BookID, Book IDunno

In my previous post, I raised a few questions about BookID regarding potential false positives and unjustified removals. Coker has provided numbers for Smashwords removals, but there was no data on the validity of each of those cases. In my search for that data, I found an article from Nate Hoffelder at The Digital Reader, comparing BookID to YouTube’s ContentID. Scribd’s system (“an automated that checks user uploads for pirated content”—an automated what? My dear, you seem to have forgotten something) works “too well,” he writes, and references Smashwords users who have posted details about receiving false positives on their books.

Hoffelder briefly comments on the implications I raised earlier, albeit with slightly different focus, regarding my skepticism about treating the Smashwords document as the master text:

“this has led to more than a few problems. Whenever an author quoted a court document, public domain work, or other legitimately copyright-free document in their book, Scribd logs the quoted text as belonging to the author and their automated system flags and removes any user-uploaded documents that contain the same text.”

I don’t want to belabour this point, but it is an important side effect Scribd needs to take into account with future software updates.

Hoffelder spends the remainder of the post reflecting on YouTube’s numerous unfair removals. As interesting as the comparison is, he unfortunately devotes almost as many words to ContentID as he does to BookID. He concludes with a decision about digital fingerprint software in general, based primarily on ContentID but exacerbated by BookID, that he is critical of systems that make decisions without any human element. While it is unfortunate that legitimate uploads are being taken down, what is the alternative? Hoffelder doesn’t offer any solution. He claims the human decision maker is necessary, but with 48,000 Smashwords removals alone, the time and labour commitment required would be astronomical. It is simply not feasible to get a person involved in every single removal. It would be far more practical to allow a user to file a dispute (Dammit Jim, I’m a writer, not a pirate) over a removal, and get the Scribd employee involved at that point.

One other aspect of BookID that concerns me (which Hoffelder does not address) is the focus on uploads, and not downloads.
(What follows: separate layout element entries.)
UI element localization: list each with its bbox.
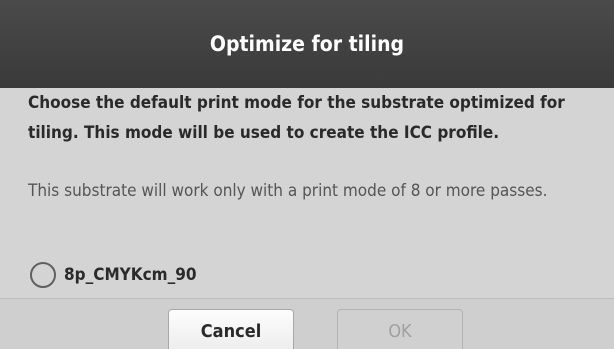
- print-mode-option-label: 8p_CMYKcm_90: [64, 265, 197, 285]
- optimize-for-tiling-dialog: Optimize for tiling Choose the default p…: [0, 0, 614, 349]
- instruction-text: Choose the default print mode for the su…: [28, 93, 565, 143]
- ok-button[interactable]: OK: [337, 309, 463, 349]
- constraint-note: This substrate will work only with a pri…: [28, 181, 548, 201]
- dialog-body: Choose the default print mode for the su…: [0, 88, 614, 298]
- radio-unchecked-icon[interactable]: [30, 262, 56, 288]
- dialog-title: Optimize for tiling: [209, 32, 405, 56]
- cancel-button[interactable]: Cancel: [168, 309, 294, 349]
- dialog-footer: Cancel OK: [0, 298, 614, 349]
- dialog-titlebar: Optimize for tiling: [0, 0, 614, 88]
- print-mode-option[interactable]: 8p_CMYKcm_90: [30, 259, 197, 291]
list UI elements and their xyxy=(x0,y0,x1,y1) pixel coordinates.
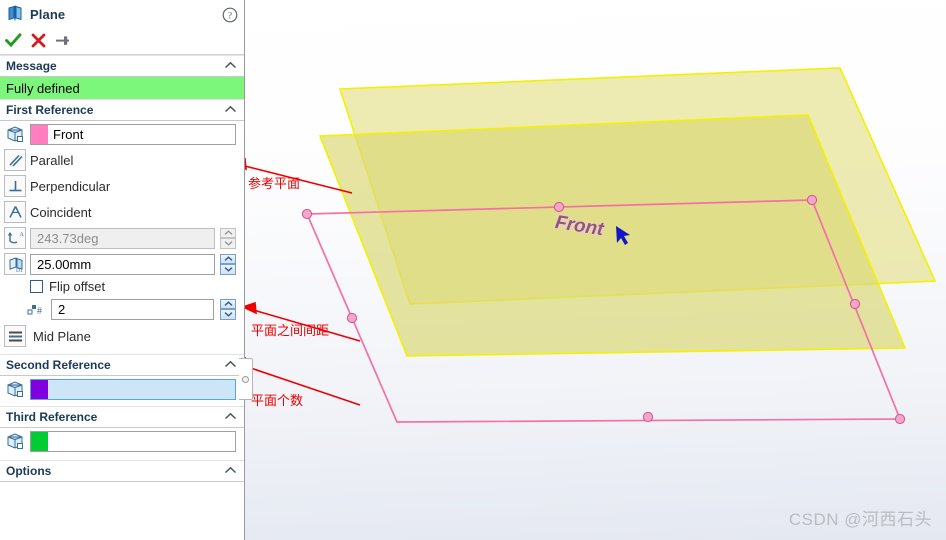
plane-count-input[interactable]: 2 xyxy=(51,298,214,320)
help-icon[interactable]: ? xyxy=(222,7,238,23)
first-reference-color-swatch xyxy=(31,124,48,144)
graphics-viewport[interactable]: Front CSDN @河西石头 xyxy=(245,0,946,540)
splitter-dot-icon xyxy=(242,375,249,383)
first-reference-select[interactable]: Front xyxy=(30,123,236,145)
angle-stepper-up[interactable] xyxy=(220,227,236,238)
angle-row: A 243.73deg xyxy=(0,225,244,251)
plane-count-stepper[interactable] xyxy=(220,298,236,320)
parallel-icon[interactable] xyxy=(4,149,26,171)
number-of-planes-icon: # xyxy=(26,298,46,320)
second-reference-select[interactable] xyxy=(30,378,236,400)
angle-icon: A xyxy=(4,227,26,249)
offset-plane-lower[interactable] xyxy=(318,114,907,357)
svg-text:A: A xyxy=(19,232,24,238)
offset-distance-icon: D1 xyxy=(4,253,26,275)
constraint-label-perpendicular: Perpendicular xyxy=(30,178,111,194)
section-title-first-reference: First Reference xyxy=(6,103,94,117)
flip-offset-checkbox[interactable] xyxy=(30,280,43,293)
section-title-third-reference: Third Reference xyxy=(6,410,98,424)
panel-splitter-handle[interactable] xyxy=(239,358,253,400)
plane-icon xyxy=(7,5,23,24)
svg-text:D1: D1 xyxy=(16,268,23,273)
svg-text:#: # xyxy=(37,306,42,317)
section-title-options: Options xyxy=(6,464,52,478)
property-manager-panel: Plane ? Message Fully defined First Refe… xyxy=(0,0,245,540)
svg-text:?: ? xyxy=(228,11,232,21)
third-reference-color-swatch xyxy=(31,431,48,451)
angle-input[interactable]: 243.73deg xyxy=(30,227,215,249)
constraint-row-coincident[interactable]: Coincident xyxy=(0,199,244,225)
annotation-plane-spacing: 平面之间间距 xyxy=(251,324,330,339)
annotation-arrows xyxy=(245,157,361,406)
mid-plane-row[interactable]: Mid Plane xyxy=(0,322,244,350)
third-reference-selection-row xyxy=(0,428,244,454)
offset-stepper-down[interactable] xyxy=(220,264,236,275)
constraint-label-parallel: Parallel xyxy=(30,152,74,168)
status-badge: Fully defined xyxy=(0,77,244,99)
annotation-reference-plane: 参考平面 xyxy=(248,177,301,192)
solidworks-plane-screen: Front CSDN @河西石头 参考平面 平面之间间距 平面个数 Plane … xyxy=(0,0,946,540)
constraint-row-perpendicular[interactable]: Perpendicular xyxy=(0,173,244,199)
plane-count-stepper-down[interactable] xyxy=(220,309,236,320)
section-header-third-reference[interactable]: Third Reference xyxy=(0,406,244,428)
perpendicular-icon[interactable] xyxy=(4,175,26,197)
pushpin-icon[interactable] xyxy=(55,33,72,51)
mid-plane-icon[interactable] xyxy=(4,325,26,347)
chevron-up-icon[interactable] xyxy=(224,410,237,424)
section-title-message: Message xyxy=(6,59,57,73)
plane-reference-icon xyxy=(4,378,26,400)
chevron-up-icon[interactable] xyxy=(224,103,237,117)
mid-plane-label: Mid Plane xyxy=(33,328,91,344)
first-reference-value: Front xyxy=(53,126,84,142)
section-header-second-reference[interactable]: Second Reference xyxy=(0,354,244,376)
panel-title-bar: Plane ? xyxy=(0,0,244,29)
second-reference-selection-row xyxy=(0,376,244,402)
flip-offset-label: Flip offset xyxy=(49,279,106,294)
viewport-canvas xyxy=(245,67,937,425)
section-title-second-reference: Second Reference xyxy=(6,358,111,372)
csdn-watermark: CSDN @河西石头 xyxy=(788,510,932,529)
annotation-plane-count: 平面个数 xyxy=(251,394,304,409)
offset-distance-input[interactable]: 25.00mm xyxy=(30,253,215,275)
page-title: Plane xyxy=(30,7,66,22)
green-check-icon[interactable] xyxy=(5,32,22,51)
chevron-up-icon[interactable] xyxy=(224,59,237,73)
plane-reference-icon xyxy=(4,123,26,145)
plane-count-stepper-up[interactable] xyxy=(220,298,236,309)
third-reference-select[interactable] xyxy=(30,430,236,452)
section-header-options[interactable]: Options xyxy=(0,460,244,482)
chevron-up-icon[interactable] xyxy=(224,464,237,478)
section-header-first-reference[interactable]: First Reference xyxy=(0,99,244,121)
angle-stepper[interactable] xyxy=(220,227,236,249)
offset-distance-row: D1 25.00mm xyxy=(0,251,244,277)
chevron-up-icon[interactable] xyxy=(224,358,237,372)
plane-count-row: # 2 xyxy=(0,296,244,322)
constraint-label-coincident: Coincident xyxy=(30,204,92,220)
plane-reference-icon xyxy=(4,430,26,452)
offset-stepper-up[interactable] xyxy=(220,253,236,264)
flip-offset-row[interactable]: Flip offset xyxy=(0,277,244,296)
panel-action-bar xyxy=(0,29,244,55)
first-reference-selection-row: Front xyxy=(0,121,244,147)
coincident-angle-icon[interactable] xyxy=(4,201,26,223)
second-reference-color-swatch xyxy=(31,379,48,399)
section-header-message[interactable]: Message xyxy=(0,55,244,77)
constraint-row-parallel[interactable]: Parallel xyxy=(0,147,244,173)
angle-stepper-down[interactable] xyxy=(220,238,236,249)
offset-stepper[interactable] xyxy=(220,253,236,275)
red-x-icon[interactable] xyxy=(31,33,46,51)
BookID detects pirated material being added to the site (false positives aside), but does not seem to be able to cope with prevention of users downloading and illegally copying legitimate texts in the first place. I’m no authority on the finer points of DRM, but I wonder how well (if at all) the software can prevent book piracy at an even earlier stage. I am aware of the problematic nature of DRM itself, because it also limits legitimate usage, but perhaps BookID needs to take the downloading into account just as much as the uploading.

Hoffelder raises some important points about the weaknesses of BookID, but leaves me wanting. His post is a brief and barely skims the surface. It’s easy to be critical of Scribd, especially with the bad press they’ve received over the last five years, but they’ve taken a step in the right direction. The software is far from flawless, but the fact remains they are on the front lines of the battle against book piracy.